Middleclass woman Connie Read marries Clifford Chatterley of the Wragby estate, who got paralysed during WOI and is now bound to a wheelchair. This also means he isn’t able to give Connie any children of his own. The monotonous life at Wragby starts to bore Connie. When she meets her husband’s gamekeeper, the troubled Oliver Mellors, she loathes him at first. But in time, she visits him more and more in the woods and the two of them start an affair.
This is the winning novel of my first classics club spin. I added this book to the list because I saw the excellent BBC movie with Richard Madden and Holiday Grainger a few years ago. I didn’t remember anything from the plot so I was curious to start reading Lady Chatterley’s lover, expecting a romance novel with a lot of sex and drama.

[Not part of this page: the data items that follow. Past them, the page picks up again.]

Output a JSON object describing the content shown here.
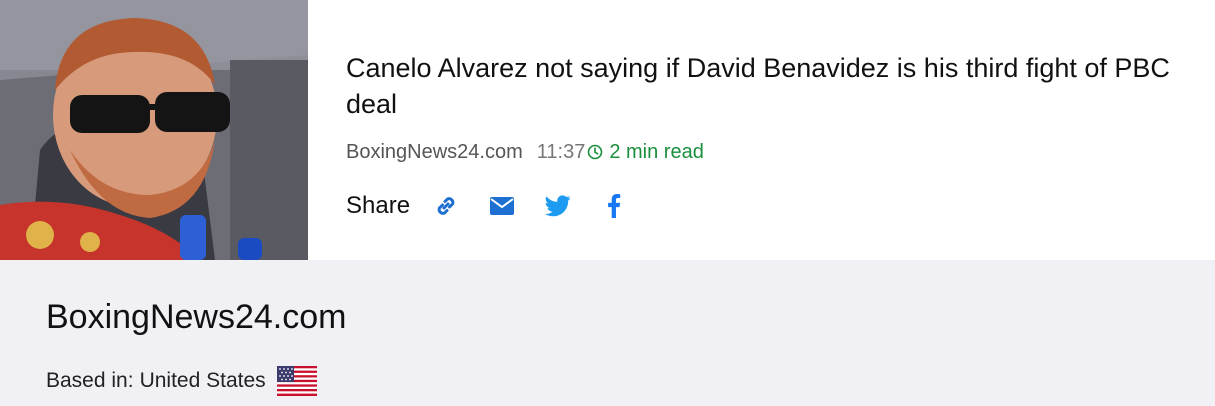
{
  "article": {
    "thumbnail": {
      "description_icon": "article-photo",
      "alt": ""
    },
    "headline": "Canelo Alvarez not saying if David Benavidez is his third fight of PBC deal",
    "source": "BoxingNews24.com",
    "time": "11:37",
    "read_time_icon": "clock-icon",
    "read_time": "2 min read",
    "share": {
      "label": "Share",
      "buttons": [
        {
          "icon": "link-icon",
          "color": "#1d6fd1"
        },
        {
          "icon": "mail-icon",
          "color": "#1d6fd1"
        },
        {
          "icon": "twitter-icon",
          "color": "#1d9bf0"
        },
        {
          "icon": "facebook-icon",
          "color": "#1877f2"
        }
      ]
    }
  },
  "source_panel": {
    "name": "BoxingNews24.com",
    "based_in_label": "Based in:",
    "country": "United States",
    "flag_icon": "us-flag-icon"
  },
  "colors": {
    "read_time": "#1a8f3c",
    "panel_background": "#f1f0f5"
  }
}
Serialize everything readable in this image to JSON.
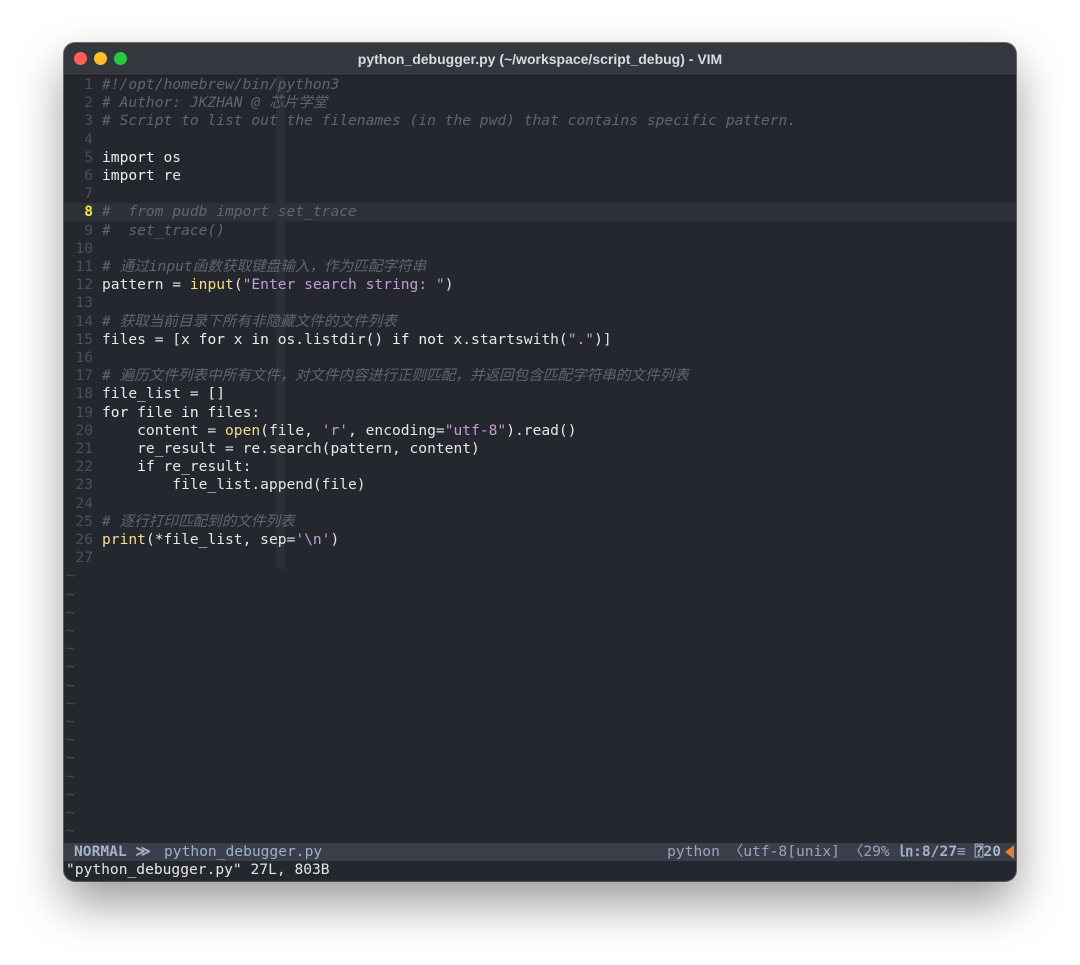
{
  "window": {
    "title": "python_debugger.py (~/workspace/script_debug) - VIM"
  },
  "editor": {
    "current_line": 8,
    "lines": [
      {
        "n": "1",
        "segs": [
          {
            "t": "#!/opt/homebrew/bin/python3",
            "c": "cm"
          }
        ]
      },
      {
        "n": "2",
        "segs": [
          {
            "t": "# Author: JKZHAN @ 芯片学堂",
            "c": "cm"
          }
        ]
      },
      {
        "n": "3",
        "segs": [
          {
            "t": "# Script to list out the filenames (in the pwd) that contains specific pattern.",
            "c": "cm"
          }
        ]
      },
      {
        "n": "4",
        "segs": []
      },
      {
        "n": "5",
        "segs": [
          {
            "t": "import",
            "c": "kw"
          },
          {
            "t": " os",
            "c": ""
          }
        ]
      },
      {
        "n": "6",
        "segs": [
          {
            "t": "import",
            "c": "kw"
          },
          {
            "t": " re",
            "c": ""
          }
        ]
      },
      {
        "n": "7",
        "segs": []
      },
      {
        "n": "8",
        "segs": [
          {
            "t": "#  from pudb import set_trace",
            "c": "cm"
          }
        ]
      },
      {
        "n": "9",
        "segs": [
          {
            "t": "#  set_trace()",
            "c": "cm"
          }
        ]
      },
      {
        "n": "10",
        "segs": []
      },
      {
        "n": "11",
        "segs": [
          {
            "t": "# 通过input函数获取键盘输入，作为匹配字符串",
            "c": "cm"
          }
        ]
      },
      {
        "n": "12",
        "segs": [
          {
            "t": "pattern = ",
            "c": ""
          },
          {
            "t": "input",
            "c": "fn"
          },
          {
            "t": "(",
            "c": ""
          },
          {
            "t": "\"Enter search string: \"",
            "c": "str"
          },
          {
            "t": ")",
            "c": ""
          }
        ]
      },
      {
        "n": "13",
        "segs": []
      },
      {
        "n": "14",
        "segs": [
          {
            "t": "# 获取当前目录下所有非隐藏文件的文件列表",
            "c": "cm"
          }
        ]
      },
      {
        "n": "15",
        "segs": [
          {
            "t": "files = [x ",
            "c": ""
          },
          {
            "t": "for",
            "c": "kw"
          },
          {
            "t": " x ",
            "c": ""
          },
          {
            "t": "in",
            "c": "kw"
          },
          {
            "t": " os.listdir() ",
            "c": ""
          },
          {
            "t": "if",
            "c": "kw"
          },
          {
            "t": " ",
            "c": ""
          },
          {
            "t": "not",
            "c": "kw"
          },
          {
            "t": " x.startswith(",
            "c": ""
          },
          {
            "t": "\".\"",
            "c": "str"
          },
          {
            "t": ")]",
            "c": ""
          }
        ]
      },
      {
        "n": "16",
        "segs": []
      },
      {
        "n": "17",
        "segs": [
          {
            "t": "# 遍历文件列表中所有文件，对文件内容进行正则匹配，并返回包含匹配字符串的文件列表",
            "c": "cm"
          }
        ]
      },
      {
        "n": "18",
        "segs": [
          {
            "t": "file_list = []",
            "c": ""
          }
        ]
      },
      {
        "n": "19",
        "segs": [
          {
            "t": "for",
            "c": "kw"
          },
          {
            "t": " file ",
            "c": ""
          },
          {
            "t": "in",
            "c": "kw"
          },
          {
            "t": " files:",
            "c": ""
          }
        ]
      },
      {
        "n": "20",
        "segs": [
          {
            "t": "    content = ",
            "c": ""
          },
          {
            "t": "open",
            "c": "fn"
          },
          {
            "t": "(file, ",
            "c": ""
          },
          {
            "t": "'r'",
            "c": "str"
          },
          {
            "t": ", encoding=",
            "c": ""
          },
          {
            "t": "\"utf-8\"",
            "c": "str"
          },
          {
            "t": ").read()",
            "c": ""
          }
        ]
      },
      {
        "n": "21",
        "segs": [
          {
            "t": "    re_result = re.search(pattern, content)",
            "c": ""
          }
        ]
      },
      {
        "n": "22",
        "segs": [
          {
            "t": "    ",
            "c": ""
          },
          {
            "t": "if",
            "c": "kw"
          },
          {
            "t": " re_result:",
            "c": ""
          }
        ]
      },
      {
        "n": "23",
        "segs": [
          {
            "t": "        file_list.append(file)",
            "c": ""
          }
        ]
      },
      {
        "n": "24",
        "segs": []
      },
      {
        "n": "25",
        "segs": [
          {
            "t": "# 逐行打印匹配到的文件列表",
            "c": "cm"
          }
        ]
      },
      {
        "n": "26",
        "segs": [
          {
            "t": "print",
            "c": "fn"
          },
          {
            "t": "(*file_list, sep=",
            "c": ""
          },
          {
            "t": "'\\n'",
            "c": "str"
          },
          {
            "t": ")",
            "c": ""
          }
        ]
      },
      {
        "n": "27",
        "segs": []
      }
    ],
    "filler_char": "~",
    "filler_count": 15
  },
  "statusline": {
    "mode": "NORMAL",
    "mode_sep": "≫",
    "filename": "python_debugger.py",
    "filetype": "python",
    "sep_left": "〈",
    "encoding": "utf-8[unix]",
    "percent": "29%",
    "ln_symbol": "㏑",
    "position": ":8/27",
    "lines_icon": "≡",
    "col_icon": "⍰",
    "column": "20"
  },
  "cmdline": {
    "text": "\"python_debugger.py\" 27L, 803B"
  },
  "colors": {
    "background": "#24272e",
    "comment": "#5f6572",
    "string": "#c69bd6",
    "builtin": "#f5dc8a",
    "current_line_number": "#f0e449",
    "statusline_bg": "#3a3f4b",
    "warning": "#e4802e"
  }
}
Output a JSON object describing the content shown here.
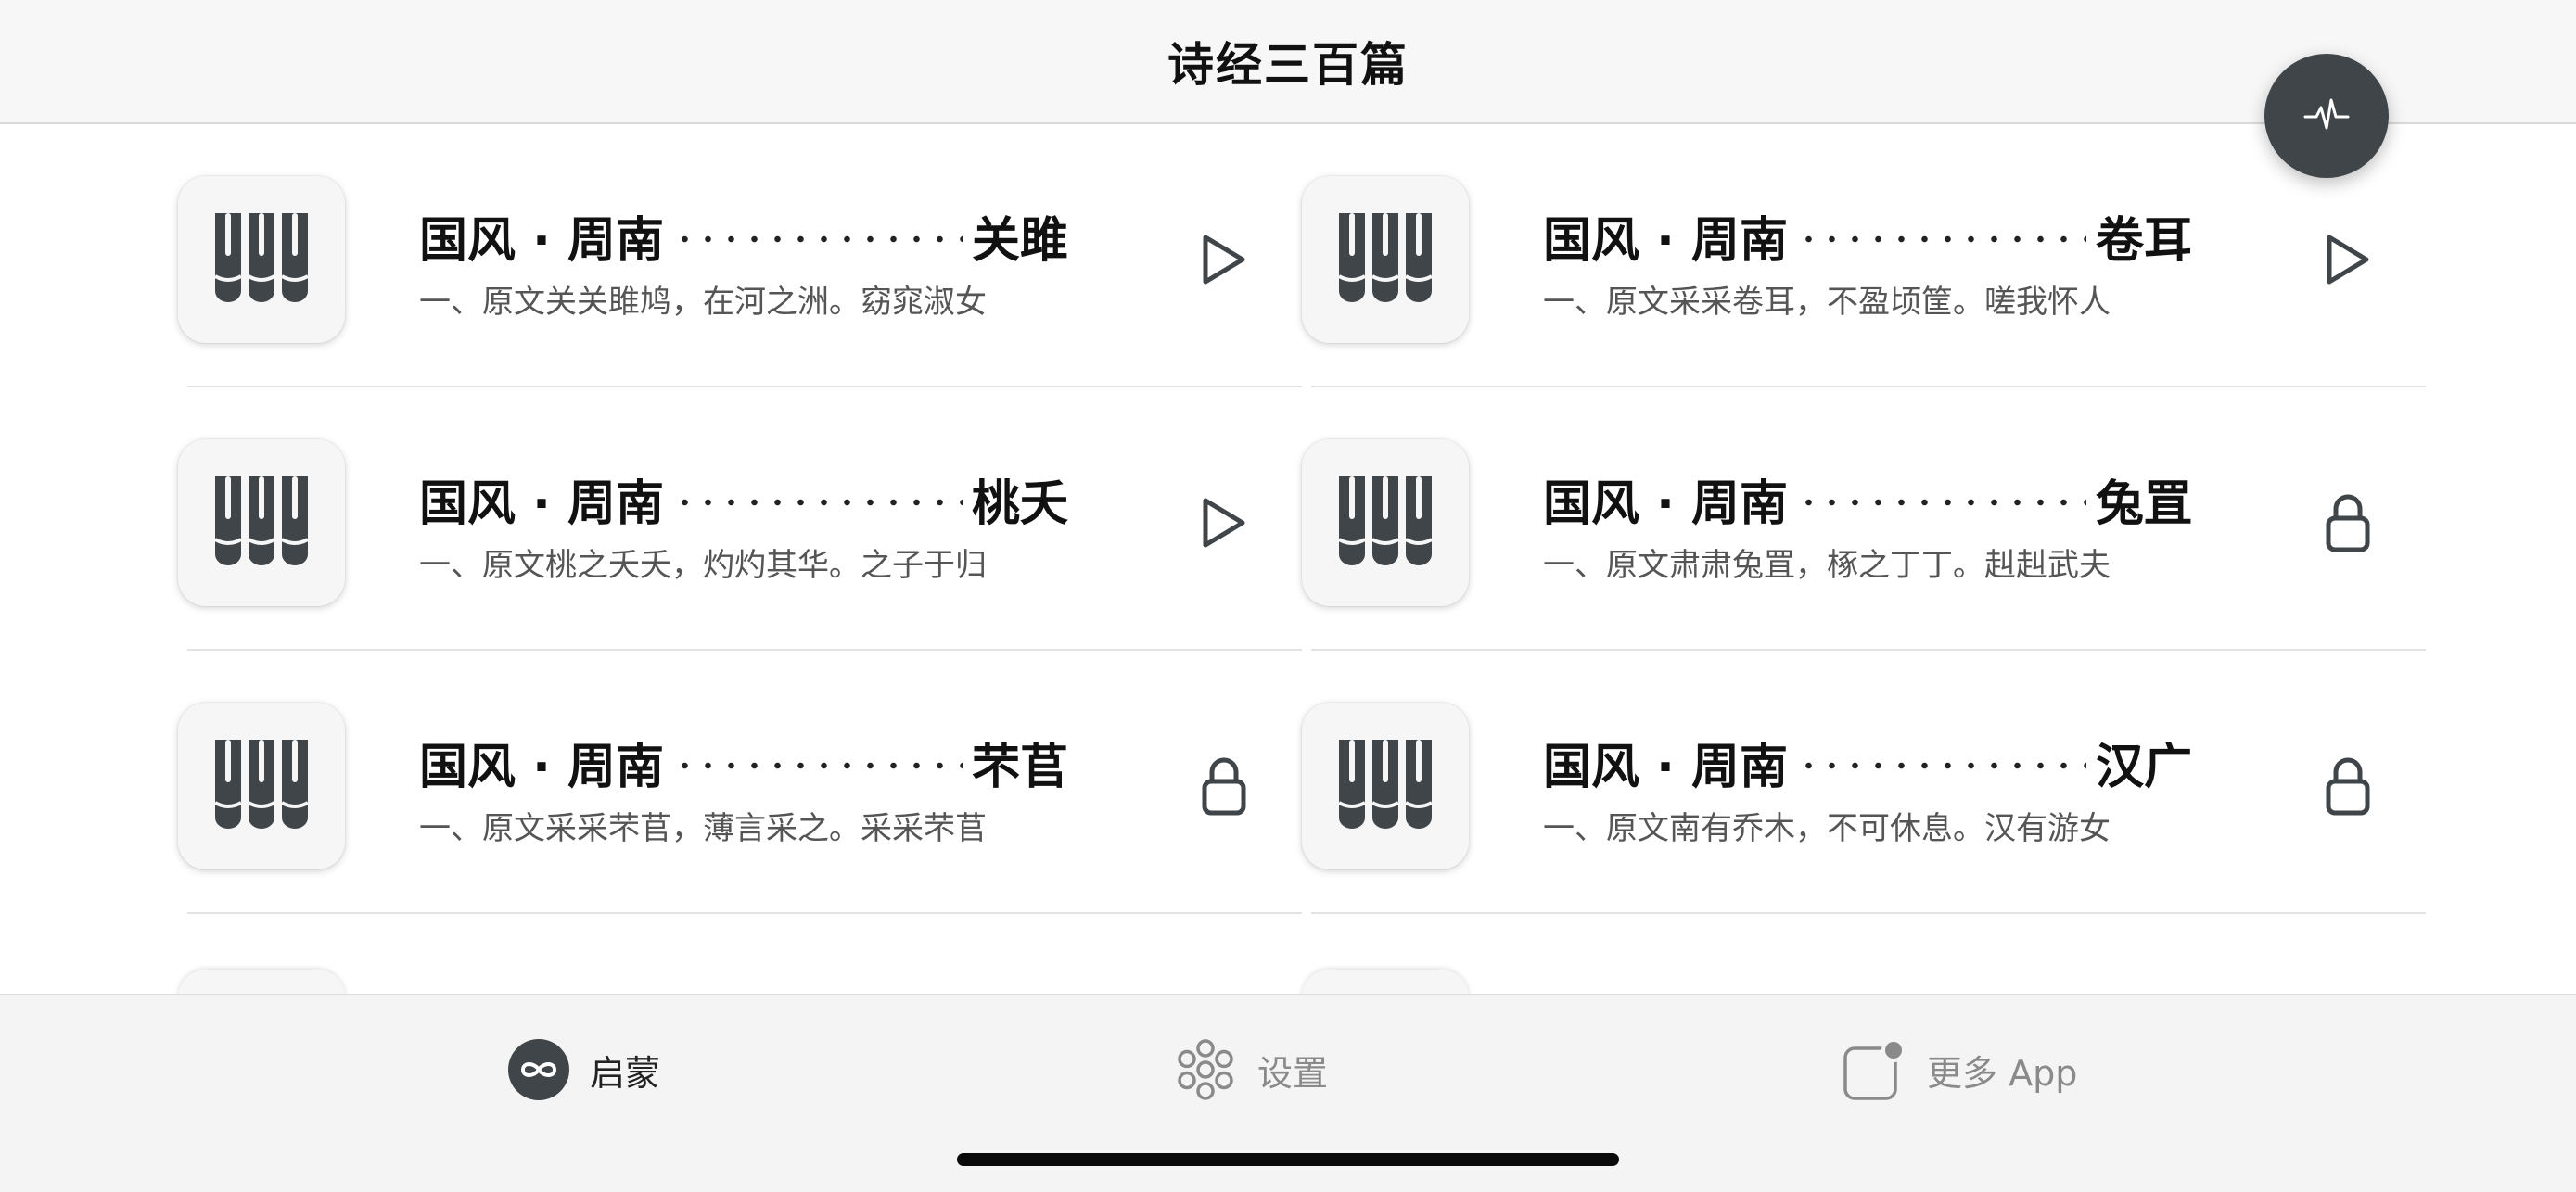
{
  "nav": {
    "title": "诗经三百篇"
  },
  "colors": {
    "icon_dark": "#3f4548",
    "accent_dark": "#3f4548"
  },
  "poems": [
    {
      "category": "国风 · 周南",
      "name": "关雎",
      "excerpt": "一、原文关关雎鸠，在河之洲。窈窕淑女",
      "action": "play-icon"
    },
    {
      "category": "国风 · 周南",
      "name": "卷耳",
      "excerpt": "一、原文采采卷耳，不盈顷筐。嗟我怀人",
      "action": "play-icon"
    },
    {
      "category": "国风 · 周南",
      "name": "桃夭",
      "excerpt": "一、原文桃之夭夭，灼灼其华。之子于归",
      "action": "play-icon"
    },
    {
      "category": "国风 · 周南",
      "name": "兔罝",
      "excerpt": "一、原文肃肃兔罝，椓之丁丁。赳赳武夫",
      "action": "lock-icon"
    },
    {
      "category": "国风 · 周南",
      "name": "芣苢",
      "excerpt": "一、原文采采芣苢，薄言采之。采采芣苢",
      "action": "lock-icon"
    },
    {
      "category": "国风 · 周南",
      "name": "汉广",
      "excerpt": "一、原文南有乔木，不可休息。汉有游女",
      "action": "lock-icon"
    }
  ],
  "tabs": [
    {
      "label": "启蒙",
      "icon": "infinity-icon",
      "active": true
    },
    {
      "label": "设置",
      "icon": "flower-icon",
      "active": false
    },
    {
      "label": "更多 App",
      "icon": "app-badge-icon",
      "active": false
    }
  ]
}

But this didn’t turn out as expected. It’s written during the interwar period and has that typical early 20th century atmosphere. There were a lot of philosophical discussions that I wasn’t prepared for. About themes as social class, communism, women’s rights, industrialization… And that’s why I felt the story dragged on at times.
This book has a lot of sex, but compared to 21st century standards (I mean, we have 50 shades) it isn’t big deal. I can assume that in the 1920’s this was not done and the book has been banned in a lot of countries. But I also believe this was the cause because the book is about an affair between two people of a different social class. A respectable lady who mingles with a gamekeeper, who is far below her status… It would have caused quite a scandal in real life.
I didn’t feel the romance. Connie hates Mellors at first and slowly they grow towards each other, but I couldn’t understand why. The first times they have sex, it’s all about the sex and Connie is even thinking about other things while having intercourse. Her feelings towards Oliver change suddenly, but it’s never explained why. Mellors is a character that I couldn’t relate with. He speaks a certain dialect that I couldn’t understand (I read this book in English so that made these parts unreadable to me). I didn’t root for them, but I couldn’t also stand Clifford, who has little thought and affection for his wife.
The second part of the book got better (more action and dialogue, less philosophical themes), but all together I believe this story is better suited for a 2-hour movie than a 6-hour book.
This is book 5/50 for the classics club.
Have you read anything by D.H. Lawrence?